Pro-Russian activists seize arms in Ukraine amid renewed invasion fears
Demonstrators in the key city of Donetsk call for Russia to send troops as Kiev warns Moscow against another Crimea-style invasion
Pro-Moscow protesters in eastern Ukraine seized arms in one city and declared a separatist republic in another, in moves Kiev described yesterday as part of a Russian-orchestrated plan to justify an invasion to dismember the country.
Kiev said the overnight seizure of public buildings in three cities in eastern Ukraine's mainly Russian-speaking industrial heartland were a replay of events in Crimea, the Black Sea peninsula Moscow seized and annexed last month.
"An anti-Ukrainian plan is being put into operation ... under which foreign troops will cross the border and seize the territory of the country," Ukrainian Prime Minister Arseny Yatsenyuk said in public remarks to his cabinet. "We will not allow this."
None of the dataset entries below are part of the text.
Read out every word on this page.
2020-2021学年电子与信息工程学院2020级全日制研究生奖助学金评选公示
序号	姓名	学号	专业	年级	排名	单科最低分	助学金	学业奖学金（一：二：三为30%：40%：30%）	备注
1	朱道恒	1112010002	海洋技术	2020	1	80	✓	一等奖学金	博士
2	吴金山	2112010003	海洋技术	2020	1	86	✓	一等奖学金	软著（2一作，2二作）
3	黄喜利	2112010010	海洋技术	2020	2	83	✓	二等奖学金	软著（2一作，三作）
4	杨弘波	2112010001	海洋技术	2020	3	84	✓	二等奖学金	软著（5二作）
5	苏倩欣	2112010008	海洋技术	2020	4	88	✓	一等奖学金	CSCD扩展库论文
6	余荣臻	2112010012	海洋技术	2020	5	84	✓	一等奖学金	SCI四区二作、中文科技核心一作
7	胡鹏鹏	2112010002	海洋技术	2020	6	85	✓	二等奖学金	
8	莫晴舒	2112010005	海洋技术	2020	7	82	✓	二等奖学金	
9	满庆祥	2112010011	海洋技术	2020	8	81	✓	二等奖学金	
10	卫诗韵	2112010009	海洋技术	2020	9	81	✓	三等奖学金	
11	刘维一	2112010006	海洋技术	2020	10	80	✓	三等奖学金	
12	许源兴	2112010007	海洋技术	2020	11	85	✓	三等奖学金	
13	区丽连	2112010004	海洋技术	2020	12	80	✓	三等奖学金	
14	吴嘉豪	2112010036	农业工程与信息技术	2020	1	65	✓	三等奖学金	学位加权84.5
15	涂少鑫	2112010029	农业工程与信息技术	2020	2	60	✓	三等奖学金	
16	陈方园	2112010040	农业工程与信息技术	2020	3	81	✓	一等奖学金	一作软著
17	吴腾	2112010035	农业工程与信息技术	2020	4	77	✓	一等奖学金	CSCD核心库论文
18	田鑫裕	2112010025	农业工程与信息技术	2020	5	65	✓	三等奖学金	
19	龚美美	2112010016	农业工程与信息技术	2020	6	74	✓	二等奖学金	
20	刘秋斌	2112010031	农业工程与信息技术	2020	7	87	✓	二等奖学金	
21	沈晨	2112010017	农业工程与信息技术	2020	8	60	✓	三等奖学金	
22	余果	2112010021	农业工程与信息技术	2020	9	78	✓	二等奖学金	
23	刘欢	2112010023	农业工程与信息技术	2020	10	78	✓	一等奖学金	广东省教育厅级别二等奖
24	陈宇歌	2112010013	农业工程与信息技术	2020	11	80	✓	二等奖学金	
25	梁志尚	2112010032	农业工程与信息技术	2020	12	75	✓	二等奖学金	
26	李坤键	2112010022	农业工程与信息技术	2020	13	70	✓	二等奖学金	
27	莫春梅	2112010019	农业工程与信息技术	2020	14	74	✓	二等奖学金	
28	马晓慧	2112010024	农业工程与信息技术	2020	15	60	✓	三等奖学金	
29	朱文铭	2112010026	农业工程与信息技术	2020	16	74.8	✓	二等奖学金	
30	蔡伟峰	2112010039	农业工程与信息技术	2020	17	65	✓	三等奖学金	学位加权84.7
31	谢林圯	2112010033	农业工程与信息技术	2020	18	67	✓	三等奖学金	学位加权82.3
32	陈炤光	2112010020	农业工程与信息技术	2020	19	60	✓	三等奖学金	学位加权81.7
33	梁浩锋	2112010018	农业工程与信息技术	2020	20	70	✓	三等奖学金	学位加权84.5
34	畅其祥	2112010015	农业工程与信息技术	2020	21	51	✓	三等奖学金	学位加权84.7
The demonstrators seized official buildings in the eastern cities of Kharkiv, Luhansk and Donetsk on Sunday night, demanding that referendums be held on whether to join Russia - similar to the one that preceded Moscow's takeover of Crimea.
Acting President Oleksander Turchynov, in a televised address to the nation, said Moscow was attempting to repeat "the Crimea scenario". He added that those who took up arms would face "anti-terrorist measures".
Police said they cleared the protesters from the building in Kharkiv, but in Luhansk demonstrators had seized weapons.
In Donetsk, home base of deposed president Viktor Yanukovych, who has Moscow's support, about 120 pro-Russia activists calling themselves the "Republican People's Soviet of Donetsk" seized the chamber of the regional assembly.
An unidentified bearded man read out "the act of the proclamation of an independent state, Donetsk People's Republic" in front of a white, blue and red Russian flag.
"In the event of aggressive action from the illegitimate Kiev authorities, we will appeal to the Russian Federation to bring in a peacekeeping contingent," the proclamation declared.
The activists later read out the text over a loudspeaker to a cheering crowd of about 1,000 people outside the building.
Russian President Vladimir Putin announced on March 1, a week after Yanukovych was overthrown, that Moscow had the right to take military action in Ukraine to protect Russian speakers, creating the biggest confrontation between Moscow and the West since the cold war.
The United States and European Union imposed mild financial sanctions on a number of Russian officials over the seizure of Crimea but have threatened much tougher measures if Russian troops, now massed on the frontier, enter other parts of Ukraine.
Germany said it was worried by the actions of pro-Russian demonstrators in Donetsk and Kharkiv. German government spokesman Steffen Seibert said Berlin was watching events closely.
The United States said it was concerned about the "several escalatory" moves. "We see them as the result of increasing Russian pressure on Ukraine," White House spokesman Jay Carney said. "We call on President Putin and his government to cease efforts to destabilise Ukraine."
Unlike in Crimea, where ethnic Russians form a majority, most people in the east and south are ethnically Ukrainian but speak Russian as a first language. Influential business owners in eastern regions who once supported Yanukovych have mostly thrown their weight behind the government in Kiev, and the unrest there is a test of their ability to assert their control.
Yanukovych, in exile in Russia, has called for referendums across Ukrainian regions on their status within the country.